Dollo (1913, 1924) suggested a diet dominated by echinoderms, whereas Lingham-Soliar (1990, 1999) listed a wide array of potential prey items, including belemnites, nautilids, bivalves, gastropods, scaphopods, brachiopods, echinoderms and arthropods. These groups were abundant in the late Cretaceous seas around Maastricht, meaning that their population numbers cannot explain the rarity of Carinodens. It is possible that Carinodens spent most of its life in deep waters, only rarely swimming in shallow seas. Dental wear evidence strongly suggests that C. belgicus ate hard-shelled benthic invertebrates.

== Classification ==
Carinodens fraasi was first described and illustrated by Louis Dollo in 1913 as "Globidens fraasi". Dollo later erected a separate genus, "Compressidens" for the species in 1924, recognising the more compressed nature of the teeth in comparison to those of Globidens. Dollo also assigned Bottosaurus belgicus, previously misinterpreted as a species of crocodilian, to the genus as Compressidens belgicus. With the name Compressidens being preoccupied by a scaphopod mollusk, Thurmond (1969) proposed the substitute name Carinodens.

Carinodens is most frequently recovered as a sister taxon to Globidens within the Globidensini tribe in the Mosasaurinae. The cladogram below, covering the Globidensini, is based upon a summary of evolutionary adaptations in the Globidensini featured in Schulp et al. (2004), who saw C. belgicus as being identical to C. fraasi and having priority:

The primary feature distinguishing the two recognised species, C. fraasi and C. belgicus is found in their dentition. The teeth of C. fraasi are unicuspid and the teeth of C. belgicus are tricuspid. Carinodens fossils from Jordan, consisting of an almost complete skull with at least 24 teeth still occupying their natural locations, a complete neck vertebral series as well as several back vertebrae, and front paddles were reported by Kaddumi (2009). In addition to the dentary, maxillary, and premaxillary teeth, several small pterygoid teeth were also recovered from the same specimen. Kaddumi (2009) fully described the remains and referred them to a new species of Carinodens, C. palistinicus. Based on the remarkable dental heterodonty exhibited in C. palistinicus, several previously not considered prey items may be postulated for Carinodens (Kaddumi 2009).

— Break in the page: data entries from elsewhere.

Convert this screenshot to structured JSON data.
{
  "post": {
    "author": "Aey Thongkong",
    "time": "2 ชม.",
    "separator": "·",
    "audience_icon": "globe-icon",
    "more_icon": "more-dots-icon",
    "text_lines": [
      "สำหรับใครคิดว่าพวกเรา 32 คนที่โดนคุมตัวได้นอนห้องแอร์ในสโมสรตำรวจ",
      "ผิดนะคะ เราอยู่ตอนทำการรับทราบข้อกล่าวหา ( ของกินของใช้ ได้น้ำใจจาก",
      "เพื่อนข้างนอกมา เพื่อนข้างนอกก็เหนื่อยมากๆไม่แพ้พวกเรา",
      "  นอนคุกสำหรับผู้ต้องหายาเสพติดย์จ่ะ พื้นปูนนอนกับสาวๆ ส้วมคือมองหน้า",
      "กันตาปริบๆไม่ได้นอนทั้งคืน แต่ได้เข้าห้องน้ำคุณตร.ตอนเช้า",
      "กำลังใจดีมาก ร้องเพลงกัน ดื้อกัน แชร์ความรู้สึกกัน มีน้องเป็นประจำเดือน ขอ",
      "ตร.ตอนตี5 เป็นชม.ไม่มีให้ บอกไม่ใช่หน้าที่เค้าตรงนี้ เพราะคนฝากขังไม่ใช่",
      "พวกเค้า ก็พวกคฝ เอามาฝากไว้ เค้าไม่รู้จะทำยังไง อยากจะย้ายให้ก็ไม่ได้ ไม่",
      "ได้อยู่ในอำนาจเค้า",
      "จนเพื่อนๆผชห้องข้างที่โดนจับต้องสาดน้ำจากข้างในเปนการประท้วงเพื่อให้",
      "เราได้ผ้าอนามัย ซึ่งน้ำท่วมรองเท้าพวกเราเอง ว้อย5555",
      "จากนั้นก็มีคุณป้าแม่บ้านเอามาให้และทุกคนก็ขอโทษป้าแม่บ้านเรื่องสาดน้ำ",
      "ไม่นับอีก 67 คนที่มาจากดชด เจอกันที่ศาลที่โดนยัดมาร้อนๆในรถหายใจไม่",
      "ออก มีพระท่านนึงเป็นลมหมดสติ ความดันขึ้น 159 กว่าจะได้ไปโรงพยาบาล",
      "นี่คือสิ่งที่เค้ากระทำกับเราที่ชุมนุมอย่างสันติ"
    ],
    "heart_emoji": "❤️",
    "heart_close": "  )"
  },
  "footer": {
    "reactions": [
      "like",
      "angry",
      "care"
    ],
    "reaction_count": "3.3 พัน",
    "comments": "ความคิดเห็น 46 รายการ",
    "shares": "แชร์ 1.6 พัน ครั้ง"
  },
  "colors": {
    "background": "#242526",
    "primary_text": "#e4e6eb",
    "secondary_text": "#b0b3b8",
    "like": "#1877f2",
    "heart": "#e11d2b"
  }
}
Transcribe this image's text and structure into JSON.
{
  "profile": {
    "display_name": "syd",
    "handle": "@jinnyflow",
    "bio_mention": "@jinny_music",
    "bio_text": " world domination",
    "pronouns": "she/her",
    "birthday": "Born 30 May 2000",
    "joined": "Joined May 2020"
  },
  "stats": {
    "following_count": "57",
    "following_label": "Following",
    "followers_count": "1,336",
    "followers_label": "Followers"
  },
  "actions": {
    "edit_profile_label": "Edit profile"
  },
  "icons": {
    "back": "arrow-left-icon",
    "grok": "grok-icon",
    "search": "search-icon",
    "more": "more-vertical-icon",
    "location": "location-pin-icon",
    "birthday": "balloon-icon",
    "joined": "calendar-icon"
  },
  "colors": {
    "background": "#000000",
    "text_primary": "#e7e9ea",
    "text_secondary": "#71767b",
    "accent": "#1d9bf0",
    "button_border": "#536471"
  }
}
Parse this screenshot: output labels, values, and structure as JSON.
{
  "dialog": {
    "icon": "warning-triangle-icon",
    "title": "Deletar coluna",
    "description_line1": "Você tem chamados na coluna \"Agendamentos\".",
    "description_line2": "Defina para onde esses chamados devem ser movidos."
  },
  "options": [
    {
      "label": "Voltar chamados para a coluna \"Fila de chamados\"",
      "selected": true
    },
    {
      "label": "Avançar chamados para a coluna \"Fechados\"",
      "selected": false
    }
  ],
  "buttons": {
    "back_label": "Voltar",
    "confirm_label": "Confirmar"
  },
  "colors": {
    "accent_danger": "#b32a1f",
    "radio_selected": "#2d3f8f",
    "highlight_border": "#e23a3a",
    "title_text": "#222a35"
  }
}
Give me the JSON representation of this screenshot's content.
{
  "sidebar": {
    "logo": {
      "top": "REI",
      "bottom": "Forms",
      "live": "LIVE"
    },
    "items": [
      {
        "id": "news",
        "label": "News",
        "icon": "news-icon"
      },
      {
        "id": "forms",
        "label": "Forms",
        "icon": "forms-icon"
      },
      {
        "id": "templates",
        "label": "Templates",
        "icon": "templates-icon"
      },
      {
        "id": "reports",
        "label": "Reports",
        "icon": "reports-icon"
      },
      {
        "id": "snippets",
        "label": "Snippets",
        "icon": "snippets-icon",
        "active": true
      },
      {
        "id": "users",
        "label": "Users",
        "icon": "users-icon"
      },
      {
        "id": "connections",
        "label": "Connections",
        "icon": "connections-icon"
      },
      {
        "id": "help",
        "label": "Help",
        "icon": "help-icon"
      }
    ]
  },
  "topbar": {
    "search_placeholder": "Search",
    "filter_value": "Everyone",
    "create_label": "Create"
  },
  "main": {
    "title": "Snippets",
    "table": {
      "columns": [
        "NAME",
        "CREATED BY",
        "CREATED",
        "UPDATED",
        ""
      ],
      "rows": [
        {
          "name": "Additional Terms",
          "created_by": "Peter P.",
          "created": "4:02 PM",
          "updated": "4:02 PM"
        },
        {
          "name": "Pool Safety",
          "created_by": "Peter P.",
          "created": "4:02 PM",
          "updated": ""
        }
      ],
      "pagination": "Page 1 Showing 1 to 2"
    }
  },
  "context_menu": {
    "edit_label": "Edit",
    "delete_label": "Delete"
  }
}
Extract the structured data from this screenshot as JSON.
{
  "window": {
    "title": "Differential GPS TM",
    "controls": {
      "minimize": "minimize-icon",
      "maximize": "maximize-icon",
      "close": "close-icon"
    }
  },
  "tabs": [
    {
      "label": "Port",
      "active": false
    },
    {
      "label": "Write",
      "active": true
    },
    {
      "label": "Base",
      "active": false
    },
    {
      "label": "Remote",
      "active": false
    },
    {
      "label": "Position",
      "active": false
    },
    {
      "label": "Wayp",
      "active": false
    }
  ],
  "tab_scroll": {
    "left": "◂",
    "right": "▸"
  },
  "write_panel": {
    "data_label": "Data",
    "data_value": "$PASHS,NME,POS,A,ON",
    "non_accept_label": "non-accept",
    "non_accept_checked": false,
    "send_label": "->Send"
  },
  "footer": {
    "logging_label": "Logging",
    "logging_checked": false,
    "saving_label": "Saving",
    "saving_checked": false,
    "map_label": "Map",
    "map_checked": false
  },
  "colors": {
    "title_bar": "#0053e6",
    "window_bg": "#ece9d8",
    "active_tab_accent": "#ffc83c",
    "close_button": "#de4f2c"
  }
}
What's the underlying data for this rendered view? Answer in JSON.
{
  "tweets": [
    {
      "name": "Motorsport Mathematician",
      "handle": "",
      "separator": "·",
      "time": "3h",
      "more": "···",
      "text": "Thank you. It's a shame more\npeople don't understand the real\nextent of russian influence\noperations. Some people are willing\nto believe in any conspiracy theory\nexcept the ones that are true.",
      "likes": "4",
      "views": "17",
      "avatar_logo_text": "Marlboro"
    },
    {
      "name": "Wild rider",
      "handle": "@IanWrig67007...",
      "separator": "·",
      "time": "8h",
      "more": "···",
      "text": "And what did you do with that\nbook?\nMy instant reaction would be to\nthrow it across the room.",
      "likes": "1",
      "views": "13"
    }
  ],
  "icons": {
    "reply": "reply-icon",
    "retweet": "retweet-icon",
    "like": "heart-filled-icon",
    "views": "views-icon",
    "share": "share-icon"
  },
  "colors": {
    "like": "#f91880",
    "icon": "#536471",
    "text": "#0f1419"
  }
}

Sharpe et al. (2024) found that the holotype of Xenodens could not differentiate that genus from being an earlier ontogenetic stage of the Carinodens dental morph. They also argued that the limited diagnostic potential of mosasaur teeth should render taxa diagnosed strictly based on teeth nomina dubia, such as most species of Carinodens, with the possible exception of C. palistinicus which is known from a relatively complete cranial material and partial postcranial material. In their rebuttal for the validity of Xenodens, Longrich et al. (2025) performed CT scans and suggested that the maxilla and associated dentition of C. acrodon differ significantly from those of Xenodens, indicating that it would require a major change in the maxilla shape to consider Xenodens as a juvenile Carinodens, and thus the proposed synonymy of both taxa are not likely.